Geheimstufe rot gilt derzeit in Seengen. In vielen Scheunen und Schuppen wird fleissig gewerkelt. Diesmal entstehen nicht nur quartierweise die traditionell originellen und aufwändigen Jugendfest-Strassenbogen, sondern auch allerhand supponiertes Kriegsgerät.

Die Freischaren bereiten für übernächsten Samstag die handstreichartige Übernahme des Dorfes vor. Das Drehbuch sieht einmal mehr die Entführung einer Haremsdame aus den Gemächern von General Il Grandioso Adriano Capo di Gerbiverdi y Geranio y Tagetas vor.

Nun ein Freilichtspektakel

Wie bei allen Konflikten gibt auch diesmal ein Wort das andere und die Kriegserklärung auf dem Kreuzplatz am Ende des Umzugs durchs Dorf bildet den Startschuss zum elften Seenger Freischarenmanöver. Das erste Manöver fand am 6. Oktober 1867 noch mehr als militärische Ertüchtigung der Dorfjugend statt.

Inzwischen ist das Ganze zu einem historisch angehauchten, farbenprächtigen Freilichtspektakel geworden.
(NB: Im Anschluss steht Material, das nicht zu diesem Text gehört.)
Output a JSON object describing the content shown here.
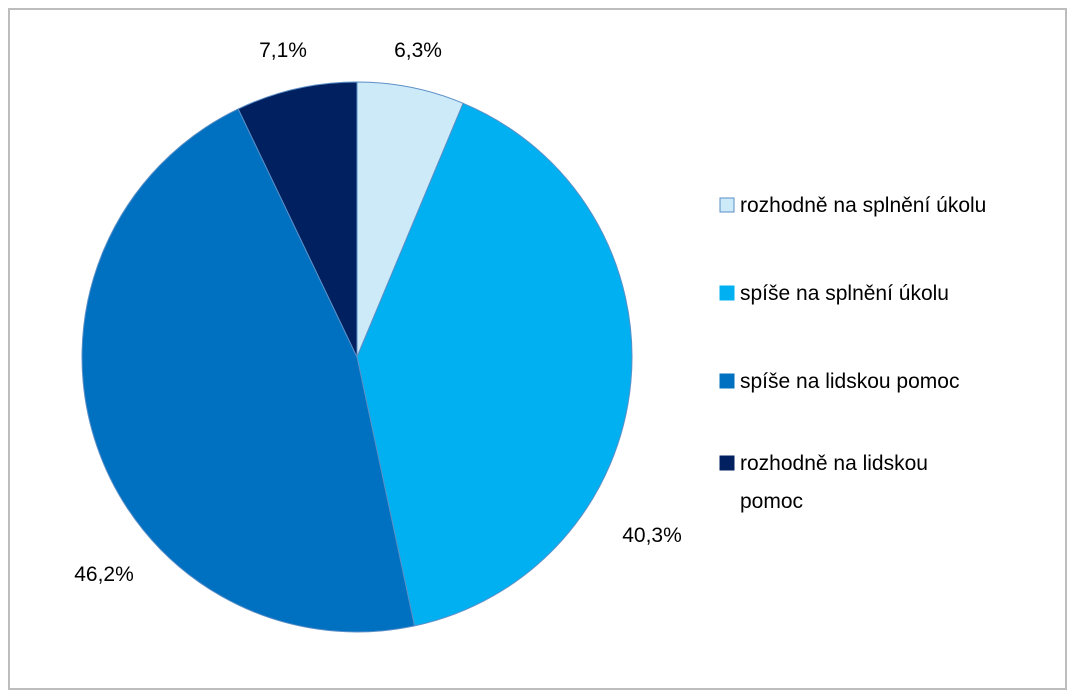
{
  "chart_data": {
    "type": "pie",
    "categories": [
      "rozhodně na splnění úkolu",
      "spíše na splnění úkolu",
      "spíše na lidskou pomoc",
      "rozhodně na lidskou pomoc"
    ],
    "values": [
      6.3,
      40.3,
      46.2,
      7.1
    ],
    "value_labels": [
      "6,3%",
      "40,3%",
      "46,2%",
      "7,1%"
    ],
    "colors": [
      "#cdeaf9",
      "#00b0f0",
      "#0070c0",
      "#002060"
    ],
    "legend": {
      "placement": "right",
      "entries": [
        [
          "rozhodně na splnění úkolu"
        ],
        [
          "spíše na splnění úkolu"
        ],
        [
          "spíše na lidskou pomoc"
        ],
        [
          "rozhodně na lidskou",
          "pomoc"
        ]
      ]
    },
    "start_angle": "12 o'clock",
    "direction": "clockwise"
  }
}
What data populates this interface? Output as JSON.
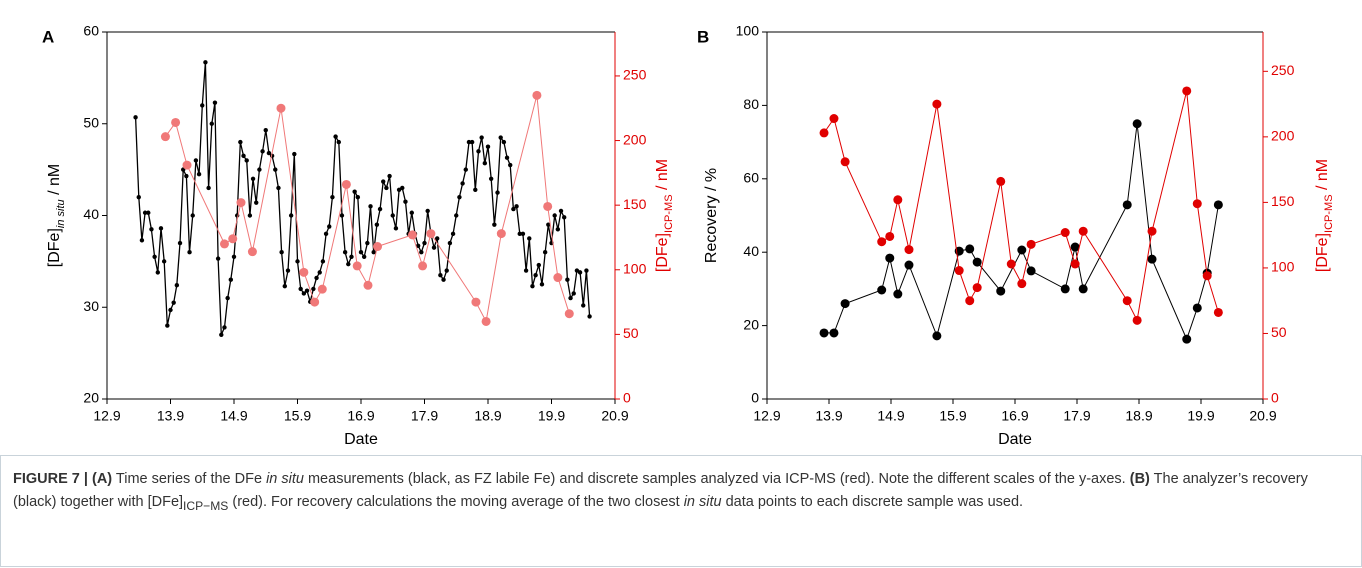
{
  "chart_data": [
    {
      "type": "line",
      "panel_label": "A",
      "xlabel": "Date",
      "ylabel": [
        "[DFe]",
        "in situ",
        " / nM"
      ],
      "y2label": [
        "[DFe]",
        "ICP-MS",
        " / nM"
      ],
      "xlim": [
        12.9,
        20.9
      ],
      "xticks": [
        12.9,
        13.9,
        14.9,
        15.9,
        16.9,
        17.9,
        18.9,
        19.9,
        20.9
      ],
      "ylim": [
        20,
        60
      ],
      "yticks": [
        20,
        30,
        40,
        50,
        60
      ],
      "y2lim": [
        0,
        284
      ],
      "y2ticks": [
        0,
        50,
        100,
        150,
        200,
        250
      ],
      "y2color": "#e00000",
      "series": [
        {
          "color": "#000000",
          "x": [
            13.35,
            13.4,
            13.45,
            13.5,
            13.55,
            13.6,
            13.65,
            13.7,
            13.75,
            13.8,
            13.85,
            13.9,
            13.95,
            14,
            14.05,
            14.1,
            14.15,
            14.2,
            14.25,
            14.3,
            14.35,
            14.4,
            14.45,
            14.5,
            14.55,
            14.6,
            14.65,
            14.7,
            14.75,
            14.8,
            14.85,
            14.9,
            14.95,
            15,
            15.05,
            15.1,
            15.15,
            15.2,
            15.25,
            15.3,
            15.35,
            15.4,
            15.45,
            15.5,
            15.55,
            15.6,
            15.65,
            15.7,
            15.75,
            15.8,
            15.85,
            15.9,
            15.95,
            16,
            16.05,
            16.1,
            16.15,
            16.2,
            16.25,
            16.3,
            16.35,
            16.4,
            16.45,
            16.5,
            16.55,
            16.6,
            16.65,
            16.7,
            16.75,
            16.8,
            16.85,
            16.9,
            16.95,
            17,
            17.05,
            17.1,
            17.15,
            17.2,
            17.25,
            17.3,
            17.35,
            17.4,
            17.45,
            17.5,
            17.55,
            17.6,
            17.65,
            17.7,
            17.75,
            17.8,
            17.85,
            17.9,
            17.95,
            18,
            18.05,
            18.1,
            18.15,
            18.2,
            18.25,
            18.3,
            18.35,
            18.4,
            18.45,
            18.5,
            18.55,
            18.6,
            18.65,
            18.7,
            18.75,
            18.8,
            18.85,
            18.9,
            18.95,
            19,
            19.05,
            19.1,
            19.15,
            19.2,
            19.25,
            19.3,
            19.35,
            19.4,
            19.45,
            19.5,
            19.55,
            19.6,
            19.65,
            19.7,
            19.75,
            19.8,
            19.85,
            19.9,
            19.95,
            20,
            20.05,
            20.1,
            20.15,
            20.2,
            20.25,
            20.3,
            20.35,
            20.4,
            20.45,
            20.5
          ],
          "values": [
            50.7,
            42,
            37.3,
            40.3,
            40.3,
            38.5,
            35.5,
            33.8,
            38.6,
            35,
            28,
            29.7,
            30.5,
            32.4,
            37,
            45,
            44.3,
            36,
            40,
            46,
            44.5,
            52,
            56.7,
            43,
            50,
            52.3,
            35.3,
            27,
            27.8,
            31,
            33,
            35.5,
            40,
            48,
            46.5,
            46,
            40,
            44,
            41.4,
            45,
            47,
            49.3,
            46.8,
            46.5,
            45,
            43,
            36,
            32.3,
            34,
            40,
            46.7,
            35,
            32,
            31.5,
            31.8,
            30.6,
            32,
            33.2,
            33.8,
            35,
            38,
            38.8,
            42,
            48.6,
            48,
            40,
            36,
            34.7,
            35.5,
            42.6,
            42,
            36,
            35.5,
            37,
            41,
            36,
            39,
            40.7,
            43.7,
            43,
            44.3,
            40,
            38.6,
            42.8,
            43,
            41.5,
            38,
            40.3,
            38,
            36.7,
            36,
            37,
            40.5,
            38,
            36.5,
            37.5,
            33.5,
            33,
            34,
            37,
            38,
            40,
            42,
            43.5,
            45,
            48,
            48,
            42.8,
            47,
            48.5,
            45.7,
            47.5,
            44,
            39,
            42.5,
            48.5,
            48,
            46.3,
            45.5,
            40.7,
            41,
            38,
            38,
            34,
            37.5,
            32.3,
            33.5,
            34.6,
            32.5,
            36,
            39,
            37,
            40,
            38.5,
            40.5,
            39.8,
            33,
            31,
            31.5,
            34,
            33.8,
            30.2,
            34,
            29
          ]
        },
        {
          "color": "#f07878",
          "axis": "y2",
          "x": [
            13.82,
            13.98,
            14.16,
            14.75,
            14.88,
            15.01,
            15.19,
            15.64,
            16.0,
            16.17,
            16.29,
            16.67,
            16.84,
            17.01,
            17.16,
            17.71,
            17.87,
            18.0,
            18.71,
            18.87,
            19.11,
            19.67,
            19.84,
            20.0,
            20.18
          ],
          "values": [
            203,
            214,
            181,
            120,
            124,
            152,
            114,
            225,
            98,
            75,
            85,
            166,
            103,
            88,
            118,
            127,
            103,
            128,
            75,
            60,
            128,
            235,
            149,
            94,
            66
          ]
        }
      ]
    },
    {
      "type": "line",
      "panel_label": "B",
      "xlabel": "Date",
      "ylabel": "Recovery / %",
      "y2label": [
        "[DFe]",
        "ICP-MS",
        " / nM"
      ],
      "xlim": [
        12.9,
        20.9
      ],
      "xticks": [
        12.9,
        13.9,
        14.9,
        15.9,
        16.9,
        17.9,
        18.9,
        19.9,
        20.9
      ],
      "ylim": [
        0,
        100
      ],
      "yticks": [
        0,
        20,
        40,
        60,
        80,
        100
      ],
      "y2lim": [
        0,
        280
      ],
      "y2ticks": [
        0,
        50,
        100,
        150,
        200,
        250
      ],
      "y2color": "#e00000",
      "series": [
        {
          "color": "#000000",
          "x": [
            13.82,
            13.98,
            14.16,
            14.75,
            14.88,
            15.01,
            15.19,
            15.64,
            16.0,
            16.17,
            16.29,
            16.67,
            17.01,
            17.16,
            17.71,
            17.87,
            18.0,
            18.71,
            18.87,
            19.11,
            19.67,
            19.84,
            20.0,
            20.18
          ],
          "values": [
            18,
            18,
            26,
            29.7,
            38.4,
            28.6,
            36.5,
            17.2,
            40.3,
            40.9,
            37.3,
            29.4,
            40.6,
            34.9,
            30,
            41.4,
            30,
            52.9,
            75,
            38.1,
            16.3,
            24.8,
            34.3,
            52.9
          ]
        },
        {
          "color": "#e00000",
          "axis": "y2",
          "x": [
            13.82,
            13.98,
            14.16,
            14.75,
            14.88,
            15.01,
            15.19,
            15.64,
            16.0,
            16.17,
            16.29,
            16.67,
            16.84,
            17.01,
            17.16,
            17.71,
            17.87,
            18.0,
            18.71,
            18.87,
            19.11,
            19.67,
            19.84,
            20.0,
            20.18
          ],
          "values": [
            203,
            214,
            181,
            120,
            124,
            152,
            114,
            225,
            98,
            75,
            85,
            166,
            103,
            88,
            118,
            127,
            103,
            128,
            75,
            60,
            128,
            235,
            149,
            94,
            66
          ]
        }
      ]
    }
  ],
  "caption": {
    "parts": [
      "FIGURE 7 | ",
      "(A)",
      " Time series of the DFe ",
      "in situ",
      " measurements (black, as FZ labile Fe) and discrete samples analyzed via ICP-MS (red). Note the different scales of the y-axes. ",
      "(B)",
      " The analyzer’s recovery (black) together with [DFe]",
      "ICP−MS",
      " (red). For recovery calculations the moving average of the two closest ",
      "in situ",
      " data points to each discrete sample was used."
    ]
  }
}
Die früher an allen Bezirksschulen üblichen Kadettenkorps sind inzwischen abgeschafft und müssen ad hoc jeweils wieder belebt werden. Immer am Mittwoch-Nachmittag wurden die gut 100 freiwilligen Schüler, Knaben und Mädchen, mit Trockenschiessübungen und Zugschule gedrillt. Dabei dominiert ganz eindeutig der Spass.

Nun wurden mehr oder minder basisdemokratisch die Anführer gewählt. Jeder der vier Züge und auch das Gesamtkorps bekamen einen Anführer und einen Fahnenträger. Während Korpsfähnrich Tobias Zollinger sich in einer Kampfwahl durchsetzte, war Christoph Bruder als Kadettenhauptmann unbestritten. Es macht sicher Sinn, dass der Sohn des Gemeindeammanns das Dorf gegen die wilden Horden verteidigt.